All most residents know is that their bodies are contaminated. What the numbers mean is unanswered.
Kunihiko Takeda, a nuclear and ecology expert who has been more outspoken about the dangers than many others, says people become less afraid after he explains the risks.
“They are freed from the state of not knowing,” says Takeda, who has a blog with instructions on how parents can protect their children from radiation. “They now know what to do and can make decisions on their own.”
Lochard says he was sad to hear about a Fukushima woman whose children were too afraid to bring her grandchildren from Tokyo for visits. All the parents need to do, he said, is bring food from home and keep the children indoors.
Still, Lochard says, “There is no safe level. It is a small risk but not zero.”
After the 1986 Chernobyl accident, more than 6,000 thyroid cancers clearly linked to radioactive iodine were found in children and adolescents. A study by Weiss’ U.N. committee found exposure to iodine was lower in Fukushima than at Chernobyl. Still, parents are worried because the Chernobyl cancers didn’t emerge until a couple of years later.
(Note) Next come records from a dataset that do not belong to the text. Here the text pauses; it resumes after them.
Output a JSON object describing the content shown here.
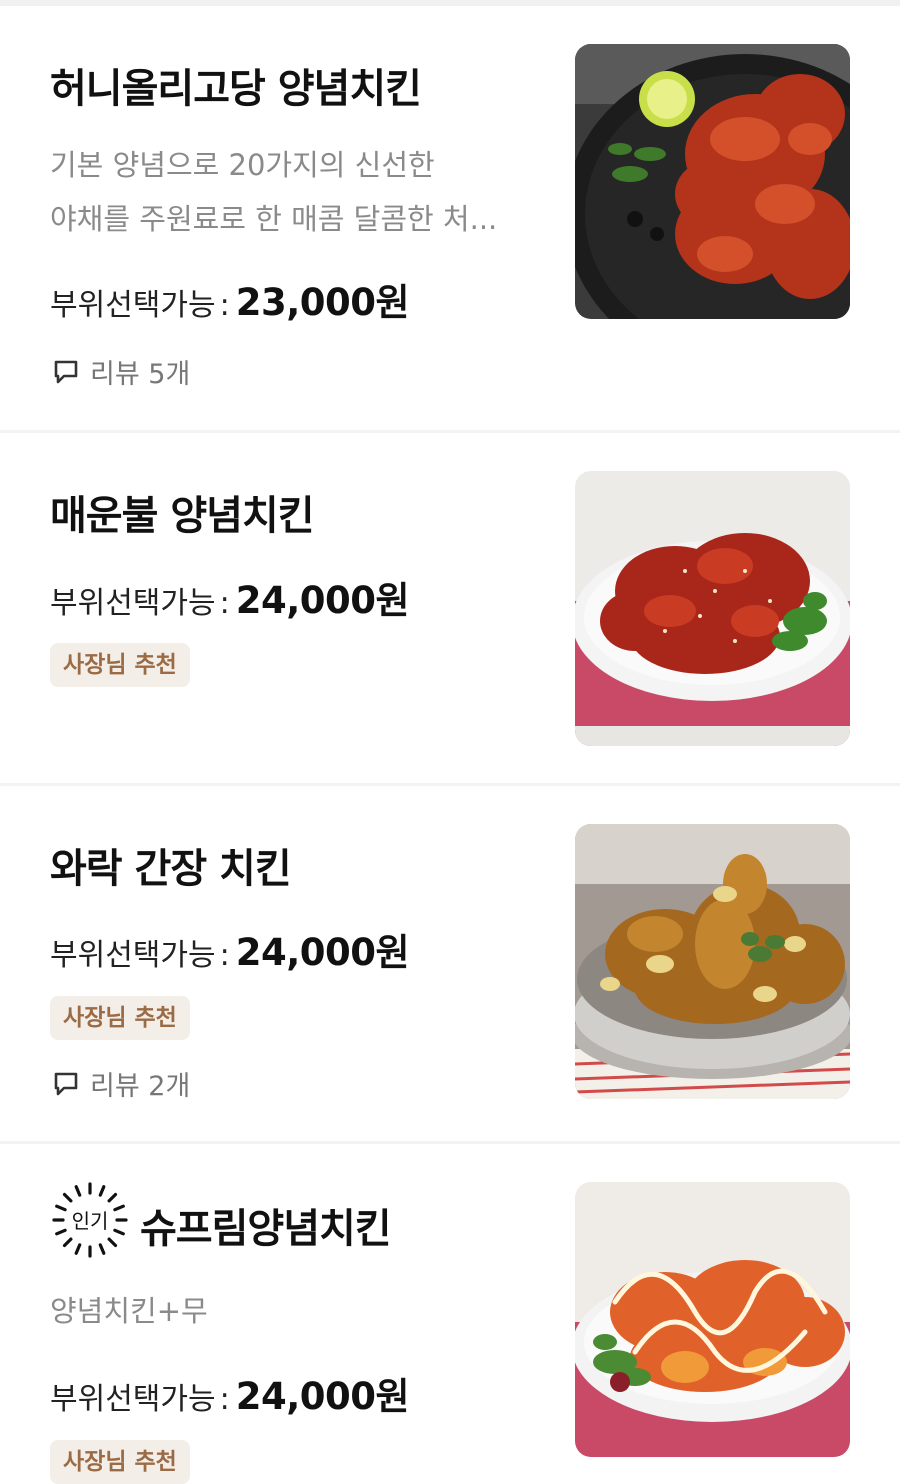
{
  "menu": [
    {
      "name": "허니올리고당 양념치킨",
      "description_line1": "기본 양념으로 20가지의 신선한",
      "description_line2": "야채를 주원료로 한 매콤 달콤한 처...",
      "price_prefix": "부위선택가능",
      "price": "23,000원",
      "review_label": "리뷰 5개",
      "image_icon": "honey-chicken-image"
    },
    {
      "name": "매운불 양념치킨",
      "price_prefix": "부위선택가능",
      "price": "24,000원",
      "badge": "사장님 추천",
      "image_icon": "spicy-chicken-image"
    },
    {
      "name": "와락 간장 치킨",
      "price_prefix": "부위선택가능",
      "price": "24,000원",
      "badge": "사장님 추천",
      "review_label": "리뷰 2개",
      "image_icon": "soy-chicken-image"
    },
    {
      "name": "슈프림양념치킨",
      "popular_label": "인기",
      "description_line1": "양념치킨+무",
      "price_prefix": "부위선택가능",
      "price": "24,000원",
      "badge": "사장님 추천",
      "image_icon": "supreme-chicken-image"
    }
  ],
  "colors": {
    "badge_bg": "#f3eee8",
    "badge_text": "#9b6b45",
    "description_text": "#8a8a8a",
    "divider": "#f3f3f3"
  }
}
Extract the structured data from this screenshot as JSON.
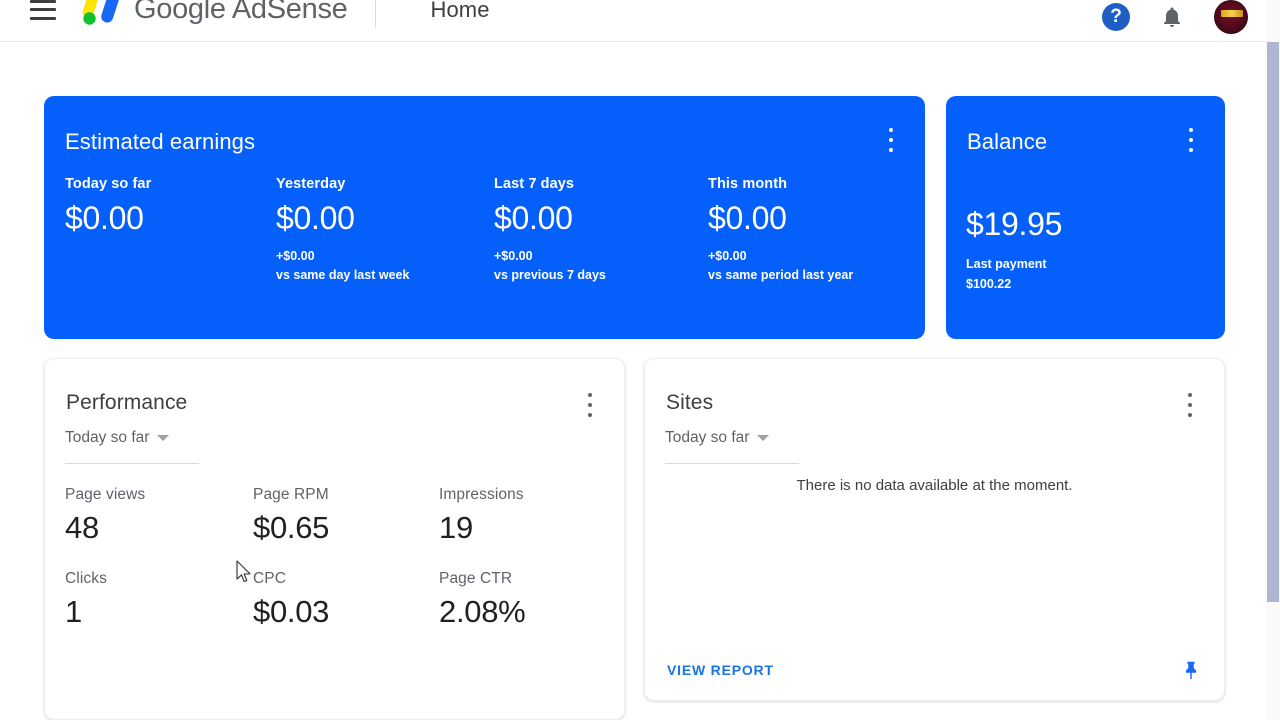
{
  "header": {
    "menu_icon": "hamburger-menu-icon",
    "brand": "Google AdSense",
    "logo_icon": "adsense-logo-icon",
    "nav_home": "Home",
    "help_icon": "?",
    "help_icon_name": "help-icon",
    "bell_icon_name": "notifications-bell-icon",
    "avatar_name": "account-avatar"
  },
  "colors": {
    "brand_blue": "#0560fb",
    "link_blue": "#1a73e8",
    "text_primary": "#202124",
    "text_secondary": "#5f6368",
    "scrollbar_thumb": "#aeb6d3"
  },
  "earnings": {
    "title": "Estimated earnings",
    "metrics": [
      {
        "label": "Today so far",
        "value": "$0.00",
        "delta": "",
        "comparison": ""
      },
      {
        "label": "Yesterday",
        "value": "$0.00",
        "delta": "+$0.00",
        "comparison": "vs same day last week"
      },
      {
        "label": "Last 7 days",
        "value": "$0.00",
        "delta": "+$0.00",
        "comparison": "vs previous 7 days"
      },
      {
        "label": "This month",
        "value": "$0.00",
        "delta": "+$0.00",
        "comparison": "vs same period last year"
      }
    ]
  },
  "balance": {
    "title": "Balance",
    "value": "$19.95",
    "last_payment_label": "Last payment",
    "last_payment_value": "$100.22"
  },
  "performance": {
    "title": "Performance",
    "range": "Today so far",
    "metrics": [
      {
        "label": "Page views",
        "value": "48"
      },
      {
        "label": "Page RPM",
        "value": "$0.65"
      },
      {
        "label": "Impressions",
        "value": "19"
      },
      {
        "label": "Clicks",
        "value": "1"
      },
      {
        "label": "CPC",
        "value": "$0.03"
      },
      {
        "label": "Page CTR",
        "value": "2.08%"
      }
    ]
  },
  "sites": {
    "title": "Sites",
    "range": "Today so far",
    "empty_message": "There is no data available at the moment.",
    "view_report": "VIEW REPORT",
    "pin_icon_name": "pin-icon"
  }
}
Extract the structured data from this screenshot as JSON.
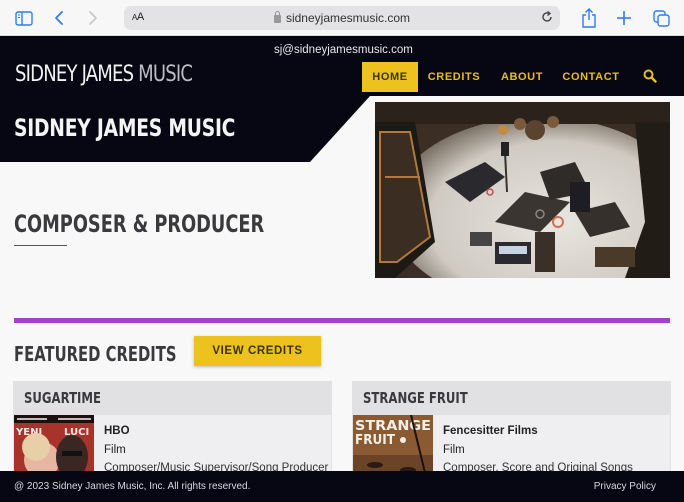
{
  "browser": {
    "url": "sidneyjamesmusic.com",
    "text_size_label_small": "A",
    "text_size_label_large": "A",
    "icons": [
      "sidebar-icon",
      "back-icon",
      "forward-icon",
      "lock-icon",
      "reload-icon",
      "share-icon",
      "new-tab-icon",
      "tabs-icon"
    ],
    "accent_color": "#2f7cf6"
  },
  "header": {
    "email": "sj@sidneyjamesmusic.com",
    "logo": {
      "part1": "SIDNEY JAMES",
      "part2": "MUSIC"
    },
    "nav": [
      {
        "label": "HOME",
        "active": true
      },
      {
        "label": "CREDITS",
        "active": false
      },
      {
        "label": "ABOUT",
        "active": false
      },
      {
        "label": "CONTACT",
        "active": false
      }
    ],
    "search_icon": "search-icon",
    "accent_color": "#edc21f"
  },
  "hero": {
    "title": "SIDNEY JAMES MUSIC",
    "subtitle": "COMPOSER & PRODUCER",
    "image_alt": "Recording studio overhead view"
  },
  "featured": {
    "title": "FEATURED CREDITS",
    "button_label": "VIEW CREDITS",
    "divider_color": "#a543c5",
    "credits": [
      {
        "title": "SUGARTIME",
        "company": "HBO",
        "type": "Film",
        "role": "Composer/Music Supervisor/Song Producer",
        "poster_text": "YENI E LUCI"
      },
      {
        "title": "STRANGE FRUIT",
        "company": "Fencesitter Films",
        "type": "Film",
        "role": "Composer, Score and Original Songs",
        "poster_text": "STRANGE FRUIT"
      }
    ]
  },
  "footer": {
    "copyright": "@ 2023 Sidney James Music, Inc. All rights reserved.",
    "privacy_link": "Privacy Policy"
  }
}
“Nobody can say this is over. I’d be the last to say that,” Weiss says.
Mayor Shouji Nishida of Date, a city of 66,000 people in Fukushima prefecture, says his community is preparing for the future by relying less on the central government, and by adjusting expectations. He believes 5 millisieverts of radiation a year — five times the typical amount of background radiation in Japan — is a realistic goal.
“We are defining policies to live and coexist with radiation,” he says.